In spring of 1986, the ghastly murder of an elderly widow would lead to the shocking conviction of an innocent man, a breakdown of the justice system that would take nearly a decade to be corrected.
Seventy-nine-year-old Pauline Martz lived alone in the small town of Aurora, Missouri. On April 13th, firefighters were called to her home to extinguish a blaze, and they discovered the dead body of the woman inside. But they very quickly determined that the fire had been no accident: Pauline had been bound and gagged, beaten, possibly sexually assaulted, and then left to the ravages of the flames. Her cause of death was carbon monoxide poisoning.

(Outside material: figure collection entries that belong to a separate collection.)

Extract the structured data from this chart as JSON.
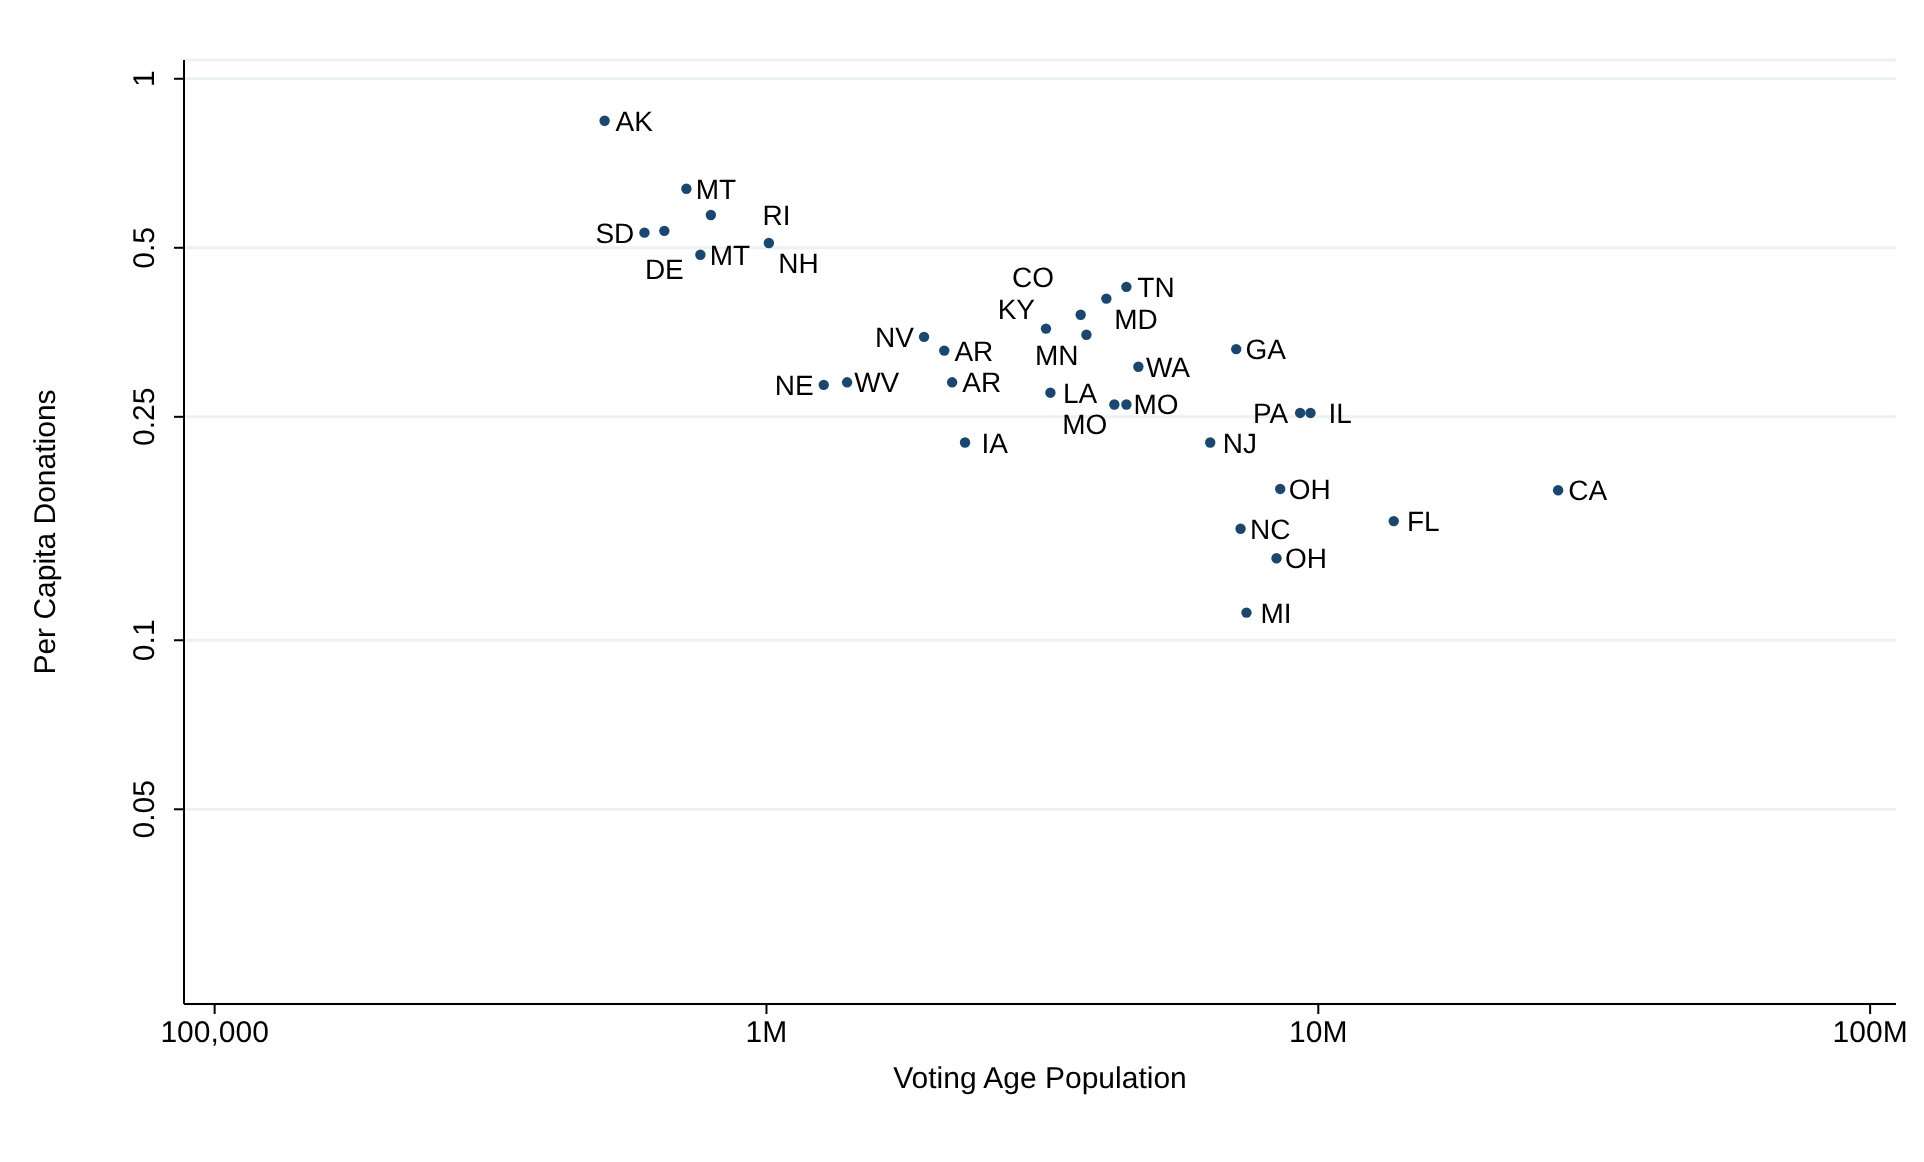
{
  "chart_data": {
    "type": "scatter",
    "xlabel": "Voting Age Population",
    "ylabel": "Per Capita Donations",
    "log": "xy",
    "grid": "y",
    "marker": "circle",
    "legend": false,
    "xlim": [
      88000,
      111400000
    ],
    "xticks": [
      {
        "value": 100000,
        "label": "100,000"
      },
      {
        "value": 1000000,
        "label": "1M"
      },
      {
        "value": 10000000,
        "label": "10M"
      },
      {
        "value": 100000000,
        "label": "100M"
      }
    ],
    "ylim": [
      0.0225,
      1.08
    ],
    "yticks": [
      0.05,
      0.1,
      0.25,
      0.5,
      1
    ],
    "series": [
      {
        "color": "#1a476f",
        "x": [
          509000,
          716000,
          793000,
          601000,
          653000,
          759000,
          1010000,
          1930000,
          2100000,
          2170000,
          1400000,
          1270000,
          2290000,
          3210000,
          3710000,
          4130000,
          4490000,
          3800000,
          4720000,
          7100000,
          3270000,
          4270000,
          4490000,
          9270000,
          9680000,
          6370000,
          8530000,
          7230000,
          8400000,
          7410000,
          13700000,
          27200000
        ],
        "values": [
          0.842,
          0.637,
          0.572,
          0.532,
          0.536,
          0.486,
          0.51,
          0.347,
          0.328,
          0.288,
          0.288,
          0.285,
          0.225,
          0.359,
          0.38,
          0.406,
          0.426,
          0.35,
          0.307,
          0.33,
          0.276,
          0.263,
          0.263,
          0.254,
          0.254,
          0.225,
          0.186,
          0.158,
          0.14,
          0.112,
          0.163,
          0.185
        ]
      }
    ],
    "annotations": [
      {
        "text": "AK",
        "x": 509000,
        "y": 0.842
      },
      {
        "text": "MT",
        "x": 716000,
        "y": 0.637
      },
      {
        "text": "RI",
        "x": 793000,
        "y": 0.572
      },
      {
        "text": "SD",
        "x": 601000,
        "y": 0.532
      },
      {
        "text": "DE",
        "x": 653000,
        "y": 0.536
      },
      {
        "text": "MT",
        "x": 759000,
        "y": 0.486
      },
      {
        "text": "NH",
        "x": 1010000,
        "y": 0.51
      },
      {
        "text": "NV",
        "x": 1930000,
        "y": 0.347
      },
      {
        "text": "AR",
        "x": 2100000,
        "y": 0.328
      },
      {
        "text": "AR",
        "x": 2170000,
        "y": 0.288
      },
      {
        "text": "WV",
        "x": 1400000,
        "y": 0.288
      },
      {
        "text": "NE",
        "x": 1270000,
        "y": 0.285
      },
      {
        "text": "IA",
        "x": 2290000,
        "y": 0.225
      },
      {
        "text": "KY",
        "x": 3210000,
        "y": 0.359
      },
      {
        "text": "CO",
        "x": 3710000,
        "y": 0.38
      },
      {
        "text": "MD",
        "x": 4130000,
        "y": 0.406
      },
      {
        "text": "TN",
        "x": 4490000,
        "y": 0.426
      },
      {
        "text": "MN",
        "x": 3800000,
        "y": 0.35
      },
      {
        "text": "WA",
        "x": 4720000,
        "y": 0.307
      },
      {
        "text": "GA",
        "x": 7100000,
        "y": 0.33
      },
      {
        "text": "LA",
        "x": 3270000,
        "y": 0.276
      },
      {
        "text": "MO",
        "x": 4270000,
        "y": 0.263
      },
      {
        "text": "MO",
        "x": 4490000,
        "y": 0.263
      },
      {
        "text": "PA",
        "x": 9270000,
        "y": 0.254
      },
      {
        "text": "IL",
        "x": 9680000,
        "y": 0.254
      },
      {
        "text": "NJ",
        "x": 6370000,
        "y": 0.225
      },
      {
        "text": "OH",
        "x": 8530000,
        "y": 0.186
      },
      {
        "text": "NC",
        "x": 7230000,
        "y": 0.158
      },
      {
        "text": "OH",
        "x": 8400000,
        "y": 0.14
      },
      {
        "text": "MI",
        "x": 7410000,
        "y": 0.112
      },
      {
        "text": "FL",
        "x": 13700000,
        "y": 0.163
      },
      {
        "text": "CA",
        "x": 27200000,
        "y": 0.185
      }
    ]
  }
}
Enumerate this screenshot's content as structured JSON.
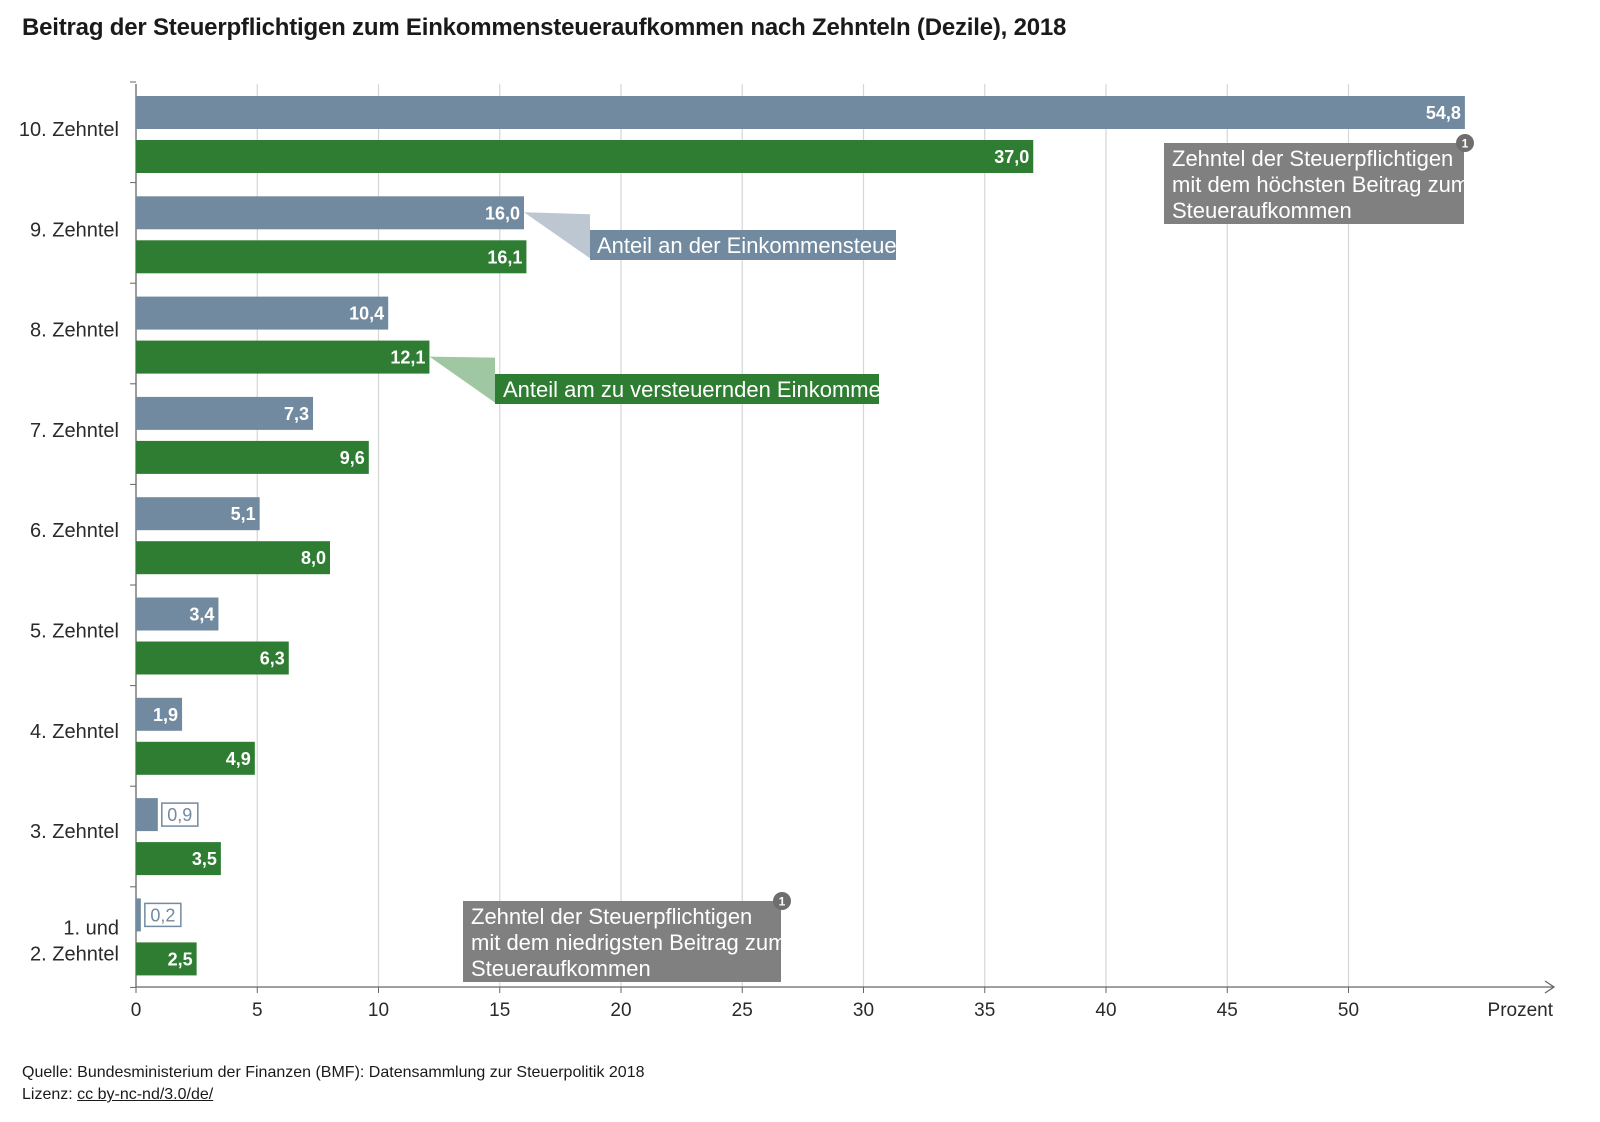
{
  "title": "Beitrag der Steuerpflichtigen zum Einkommensteueraufkommen nach Zehnteln (Dezile), 2018",
  "colors": {
    "grey_series": "#728aa0",
    "green_series": "#2e7d32",
    "annotation_box": "#808080",
    "grid": "#d6d6d6"
  },
  "chart_data": {
    "type": "bar",
    "orientation": "horizontal",
    "categories": [
      "10. Zehntel",
      "9. Zehntel",
      "8. Zehntel",
      "7. Zehntel",
      "6. Zehntel",
      "5. Zehntel",
      "4. Zehntel",
      "3. Zehntel",
      [
        "1. und",
        "2. Zehntel"
      ]
    ],
    "series": [
      {
        "name": "Anteil an der Einkommensteuer",
        "color": "#728aa0",
        "values": [
          54.8,
          16.0,
          10.4,
          7.3,
          5.1,
          3.4,
          1.9,
          0.9,
          0.2
        ],
        "labels": [
          "54,8",
          "16,0",
          "10,4",
          "7,3",
          "5,1",
          "3,4",
          "1,9",
          "0,9",
          "0,2"
        ]
      },
      {
        "name": "Anteil am zu versteuernden Einkommen",
        "color": "#2e7d32",
        "values": [
          37.0,
          16.1,
          12.1,
          9.6,
          8.0,
          6.3,
          4.9,
          3.5,
          2.5
        ],
        "labels": [
          "37,0",
          "16,1",
          "12,1",
          "9,6",
          "8,0",
          "6,3",
          "4,9",
          "3,5",
          "2,5"
        ]
      }
    ],
    "x_ticks": [
      0,
      5,
      10,
      15,
      20,
      25,
      30,
      35,
      40,
      45,
      50
    ],
    "xlabel": "Prozent",
    "xlim": [
      0,
      58
    ],
    "grid": true,
    "annotations": [
      {
        "lines": [
          "Zehntel der Steuerpflichtigen",
          "mit dem höchsten Beitrag zum",
          "Steueraufkommen"
        ],
        "marker": "1"
      },
      {
        "lines": [
          "Zehntel der Steuerpflichtigen",
          "mit dem niedrigsten Beitrag zum",
          "Steueraufkommen"
        ],
        "marker": "1"
      }
    ]
  },
  "footer": {
    "source": "Quelle: Bundesministerium der Finanzen (BMF): Datensammlung zur Steuerpolitik 2018",
    "license_prefix": "Lizenz: ",
    "license_link": "cc by-nc-nd/3.0/de/"
  }
}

The murder stunned the entire community, but more unbelievable events were yet to come. A few days after the crime, police picked up a twenty-year-old, mentally-challenged man named Johnny Lee Wilson, who had been a friend of Pauline’s. According to investigators, a witness named Gary Wall had stated that Johnny had confessed the deed to him. After interrogating Johnny for approximately four hours, officers claimed that the suspect gave in and confessed that he was guilty. A search of the home Johnny shared with his mother turned up further incriminating evidence, such as clothing and jewelry that had supposedly been stolen from Pauline’s residence, and a mostly empty can of gasoline.
Few people in town seemed to believe that the gentle Johnny could have possibly killed anyone, and what’s more, there were perfectly mundane explanations for the women’s clothing and jewelry found in the Wilson home, which belonged to Johnny’s mother and grandmother, respectively. Johnny’s mother even told police that Johnny had been with her at the grocery store when the fire that killed Pauline Martz was set. In addition, Gary Wall, the witness who had allegedly heard Johnny confess to the murder, walked back his statement as well, claiming that the police had forced him to say it. All evidence of the boy’s innocence, however, was ruthlessly set aside.
Johnny, who had an approximate IQ of seventy-six, was initially deemed not mentally fit to stand trial by two psychiatrists, but a third, court-appointed psychiatrist contradicted their findings, and it was his testimony that was heeded. Before the the ensuing trial, Johnny Lee Wilson recanted his confession, telling his attorneys that the police had coached him into it by threatening him and asking leading questions, and telling him that he would be allowed to go home if he just said what they wanted him to say. In spite of this, his attorneys still advised him to plead guilty, which he did, reluctantly, and clearly not really understanding the gravity of the situation. He was sentenced to life in prison.
Years later, a man named Chris Brownfield, who was serving time in a Kansas penitentiary for beating, robbing, and killing an elderly woma—a crime which occurred only an hour away from and sixteen days after the murder of Pauline Martz—confessed to police that he and an accomplice had indeed been responsible for Pauline’s death, and that Johnny Lee Wilson was completely innocent. Authorities dismissed Brownfield’s statement as not credible, however, even though he told them details about the crime—such as the fact that he had left a stun gun behind at the scene—that had not been released to the public.
Brownfield’s confession, though, spurred Johnny Wilson to file a motion for a trial by jury in 1989. This motion was denied in 1991, as the judge ruled that Johnny had understood the charges against him and had plead guilty on the basis of that understanding.
In 1995, however, after a year-long investigation headed by governor of Missouri Mel Carnahan, Johnny Lee Wilson was granted a pardon and released. Tapes of the police interrogation that surfaced later on revealed that the examining officers had indeed used intimidation and profoundly leading questions to coerce the mentally-challenged Johnny into confessing to a crime he did not commit.
Though at this stage, it seems most likely that Chris Brownfield and his unknown accomplice were guilty of the murder of Pauline Martz, neither has been charged in the homicide, and the case is officially unresolved.